An $ε$-Optimal Sequential Approach for Solving zs-POSGs
For researchers in game theory and multi-agent reinforcement learning, this work provides a practical solution to a known computational bottleneck in zs-POSGs.
The paper tackles the computational intractability of zero-sum partially observable stochastic games by reformulating the simultaneous minimax backup as a sequential decision process, reducing complexity from exponential to polynomial. Experiments show the new method significantly outperforms state-of-the-art, solving previously intractable domains.
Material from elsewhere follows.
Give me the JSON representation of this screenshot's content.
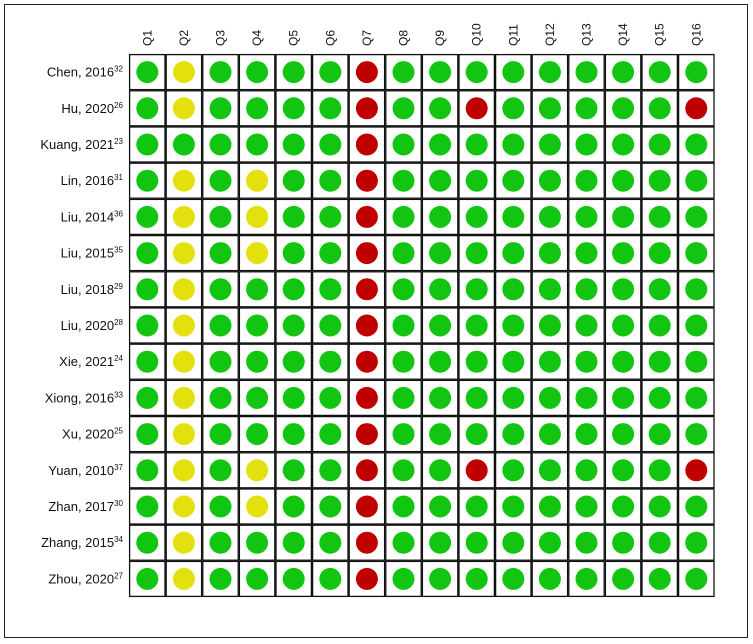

While recent reductions of zero-sum partially observable stochastic games (zs-POSGs) to transition-independent stochastic games (TI-SGs) theoretically admit dynamic programming, practical solutions remain stifled by the inherent non-linearity and exponential complexity of the simultaneous minimax backup. In this work, we surmount this computational barrier by rigorously recasting the simultaneous interaction as a sequential decision process via the principle of separation. We introduce distinct sufficient statistics for valuation and execution, the sequential occupancy state and the private occupancy family, which reveal a latent geometry in the optimal value function. This structural insight allows us to linearise the backup operator, reducing the update complexity from exponential to polynomial while enabling the direct extraction of safe policies without heuristic bookkeeping. Experimental results demonstrate that algorithms leveraging this sequential framework significantly outperform state-of-the-art methods, effectively rendering previously intractable domains solvable.